Watching The Prom felt like watching 2 painful hours of ‘The late night show with James Cordon’. It left me asking; were the actors ad-libbing the entire time? Who wrote the script? And more importantly, who was it written for? 3 year olds? Because what were Cordon and crew’s Barney gesticulations about.
For a “gay-themed movie”, Emma’s tired story felt like an afterthought to Cordon and crew’s overblown drama, and even the misconception about straight men and Broadway struck a louder chord than the young lady’s ‘trials of love’. It was basically a vibe-fest. Like one of these AY movies – packed with popular thespians and trendy themes that are left to float about. And in two hours of dull scenes and timbre-less songs, and Andrew Rannells trying and failing to stick the joke about his character going to Julliard, Meryl Streep’s singing was the only soother.

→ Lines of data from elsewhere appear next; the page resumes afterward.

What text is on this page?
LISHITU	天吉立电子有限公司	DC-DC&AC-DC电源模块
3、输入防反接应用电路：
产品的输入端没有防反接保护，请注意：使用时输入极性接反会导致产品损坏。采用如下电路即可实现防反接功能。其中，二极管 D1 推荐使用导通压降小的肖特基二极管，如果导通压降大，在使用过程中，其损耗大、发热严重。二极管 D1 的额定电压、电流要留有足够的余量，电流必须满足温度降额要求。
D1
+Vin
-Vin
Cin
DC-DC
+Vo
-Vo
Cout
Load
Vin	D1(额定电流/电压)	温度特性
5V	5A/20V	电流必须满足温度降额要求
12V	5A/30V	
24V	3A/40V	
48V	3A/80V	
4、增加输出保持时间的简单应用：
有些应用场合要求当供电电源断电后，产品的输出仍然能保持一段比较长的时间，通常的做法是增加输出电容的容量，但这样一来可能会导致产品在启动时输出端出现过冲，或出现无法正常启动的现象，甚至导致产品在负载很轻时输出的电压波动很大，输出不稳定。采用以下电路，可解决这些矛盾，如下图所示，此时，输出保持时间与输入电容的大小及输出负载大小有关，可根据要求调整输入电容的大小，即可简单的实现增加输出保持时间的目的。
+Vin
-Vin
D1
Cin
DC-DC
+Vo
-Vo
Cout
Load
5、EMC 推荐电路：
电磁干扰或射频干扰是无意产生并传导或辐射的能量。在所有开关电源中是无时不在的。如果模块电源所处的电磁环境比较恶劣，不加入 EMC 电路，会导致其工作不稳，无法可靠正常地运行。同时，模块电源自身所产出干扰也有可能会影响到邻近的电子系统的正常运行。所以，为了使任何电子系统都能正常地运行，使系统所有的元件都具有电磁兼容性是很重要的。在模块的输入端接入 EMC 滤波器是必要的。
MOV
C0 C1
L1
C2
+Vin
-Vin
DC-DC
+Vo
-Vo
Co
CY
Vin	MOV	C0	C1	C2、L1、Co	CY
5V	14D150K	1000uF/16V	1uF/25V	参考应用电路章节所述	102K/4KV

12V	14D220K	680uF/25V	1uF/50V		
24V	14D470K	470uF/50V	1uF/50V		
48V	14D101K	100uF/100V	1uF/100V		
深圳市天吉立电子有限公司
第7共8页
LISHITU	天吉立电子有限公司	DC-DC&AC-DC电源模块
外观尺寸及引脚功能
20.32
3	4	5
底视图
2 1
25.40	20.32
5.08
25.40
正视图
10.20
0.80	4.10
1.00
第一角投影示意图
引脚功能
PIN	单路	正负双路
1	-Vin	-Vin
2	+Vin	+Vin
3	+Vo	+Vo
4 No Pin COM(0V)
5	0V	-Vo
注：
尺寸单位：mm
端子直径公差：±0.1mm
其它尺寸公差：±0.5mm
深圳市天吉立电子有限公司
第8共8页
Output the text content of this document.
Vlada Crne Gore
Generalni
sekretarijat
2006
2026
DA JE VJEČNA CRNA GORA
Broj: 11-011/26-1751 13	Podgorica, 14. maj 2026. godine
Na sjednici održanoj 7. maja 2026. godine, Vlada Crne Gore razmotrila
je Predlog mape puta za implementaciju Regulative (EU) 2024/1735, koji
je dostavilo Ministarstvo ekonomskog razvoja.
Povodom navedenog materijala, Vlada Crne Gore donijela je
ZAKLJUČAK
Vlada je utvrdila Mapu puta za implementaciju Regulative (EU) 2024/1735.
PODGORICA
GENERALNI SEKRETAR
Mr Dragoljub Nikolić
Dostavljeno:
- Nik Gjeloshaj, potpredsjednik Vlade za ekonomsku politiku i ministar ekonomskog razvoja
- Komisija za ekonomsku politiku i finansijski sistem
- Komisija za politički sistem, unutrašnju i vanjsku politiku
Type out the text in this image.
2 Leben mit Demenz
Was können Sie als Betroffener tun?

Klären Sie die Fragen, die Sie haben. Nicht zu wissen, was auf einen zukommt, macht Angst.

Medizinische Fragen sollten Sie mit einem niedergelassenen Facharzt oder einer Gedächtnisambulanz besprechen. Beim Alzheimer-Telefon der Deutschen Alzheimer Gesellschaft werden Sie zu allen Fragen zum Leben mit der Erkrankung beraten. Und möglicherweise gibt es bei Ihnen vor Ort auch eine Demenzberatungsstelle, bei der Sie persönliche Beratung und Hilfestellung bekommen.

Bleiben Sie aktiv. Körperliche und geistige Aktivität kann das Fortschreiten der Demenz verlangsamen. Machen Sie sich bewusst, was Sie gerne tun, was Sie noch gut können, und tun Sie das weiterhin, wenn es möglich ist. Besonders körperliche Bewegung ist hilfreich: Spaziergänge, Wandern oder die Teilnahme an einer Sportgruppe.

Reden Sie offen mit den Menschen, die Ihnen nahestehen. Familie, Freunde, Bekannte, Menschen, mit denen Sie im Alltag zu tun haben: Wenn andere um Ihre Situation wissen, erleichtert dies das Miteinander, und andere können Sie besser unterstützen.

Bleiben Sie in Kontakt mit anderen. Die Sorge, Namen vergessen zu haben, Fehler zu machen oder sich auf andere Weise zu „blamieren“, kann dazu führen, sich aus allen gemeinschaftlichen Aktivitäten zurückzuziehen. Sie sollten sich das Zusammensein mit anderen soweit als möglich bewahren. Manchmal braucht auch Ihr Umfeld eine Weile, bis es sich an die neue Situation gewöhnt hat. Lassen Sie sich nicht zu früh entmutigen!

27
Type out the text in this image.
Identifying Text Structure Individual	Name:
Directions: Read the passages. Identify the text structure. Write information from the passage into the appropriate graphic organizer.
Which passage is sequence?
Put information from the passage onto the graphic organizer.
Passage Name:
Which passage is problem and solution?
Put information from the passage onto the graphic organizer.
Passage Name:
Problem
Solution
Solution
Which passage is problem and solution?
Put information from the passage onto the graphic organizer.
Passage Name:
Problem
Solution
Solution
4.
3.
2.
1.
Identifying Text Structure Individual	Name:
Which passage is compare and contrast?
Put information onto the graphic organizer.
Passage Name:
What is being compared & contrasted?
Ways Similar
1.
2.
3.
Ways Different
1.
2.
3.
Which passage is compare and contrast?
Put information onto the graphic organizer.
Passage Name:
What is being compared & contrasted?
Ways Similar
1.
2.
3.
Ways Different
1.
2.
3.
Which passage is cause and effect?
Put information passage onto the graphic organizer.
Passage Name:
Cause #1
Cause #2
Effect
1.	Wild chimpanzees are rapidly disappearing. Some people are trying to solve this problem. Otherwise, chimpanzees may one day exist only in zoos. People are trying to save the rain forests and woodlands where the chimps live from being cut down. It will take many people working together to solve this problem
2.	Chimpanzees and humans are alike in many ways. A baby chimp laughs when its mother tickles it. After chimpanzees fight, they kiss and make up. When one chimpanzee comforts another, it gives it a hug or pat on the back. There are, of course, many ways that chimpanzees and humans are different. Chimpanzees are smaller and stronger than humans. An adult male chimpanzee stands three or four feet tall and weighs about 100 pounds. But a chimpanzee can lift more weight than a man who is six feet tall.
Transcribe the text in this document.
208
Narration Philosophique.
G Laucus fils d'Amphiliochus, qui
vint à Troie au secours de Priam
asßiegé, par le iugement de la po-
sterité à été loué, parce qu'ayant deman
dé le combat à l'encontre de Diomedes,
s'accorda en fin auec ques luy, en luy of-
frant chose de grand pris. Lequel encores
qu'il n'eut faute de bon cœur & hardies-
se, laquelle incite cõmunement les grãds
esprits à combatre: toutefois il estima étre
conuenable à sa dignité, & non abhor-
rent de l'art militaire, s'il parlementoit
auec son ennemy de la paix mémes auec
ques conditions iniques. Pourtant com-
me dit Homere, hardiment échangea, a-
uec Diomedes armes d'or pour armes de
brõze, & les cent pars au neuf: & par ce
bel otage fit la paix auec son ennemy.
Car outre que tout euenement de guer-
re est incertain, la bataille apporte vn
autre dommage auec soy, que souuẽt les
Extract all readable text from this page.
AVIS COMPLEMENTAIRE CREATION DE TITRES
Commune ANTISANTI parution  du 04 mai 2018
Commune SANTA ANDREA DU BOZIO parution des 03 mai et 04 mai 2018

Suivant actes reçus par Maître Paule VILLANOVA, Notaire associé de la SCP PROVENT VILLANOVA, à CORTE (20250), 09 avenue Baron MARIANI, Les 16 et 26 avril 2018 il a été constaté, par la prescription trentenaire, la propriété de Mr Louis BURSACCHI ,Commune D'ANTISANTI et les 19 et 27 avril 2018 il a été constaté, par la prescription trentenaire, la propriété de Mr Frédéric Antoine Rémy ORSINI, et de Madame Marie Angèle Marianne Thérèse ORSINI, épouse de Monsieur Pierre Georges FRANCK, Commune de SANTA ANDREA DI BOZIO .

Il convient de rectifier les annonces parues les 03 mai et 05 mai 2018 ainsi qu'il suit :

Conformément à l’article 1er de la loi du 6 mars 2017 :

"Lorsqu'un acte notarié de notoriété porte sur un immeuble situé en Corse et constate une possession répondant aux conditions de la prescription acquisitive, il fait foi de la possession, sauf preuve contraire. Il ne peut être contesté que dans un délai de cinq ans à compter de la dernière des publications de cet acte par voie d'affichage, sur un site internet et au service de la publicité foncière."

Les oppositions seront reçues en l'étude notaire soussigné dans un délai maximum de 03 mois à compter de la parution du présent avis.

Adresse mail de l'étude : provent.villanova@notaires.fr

In fewer words, The Prom was a miss, but not for Ryan Murphy because unlike in AY movies where the stars go off their orbit (stars are distant planets, right?), and act like they were not given any direction at all, the stars in this movie shone just the right amount and in just the right dose – a testament to Ryan Murphy’s strict directing. It was instead a miss for Chad Beguelin and Bob Martin who were arrogant enough to think they could bring Broadway to screen with such lazy writing.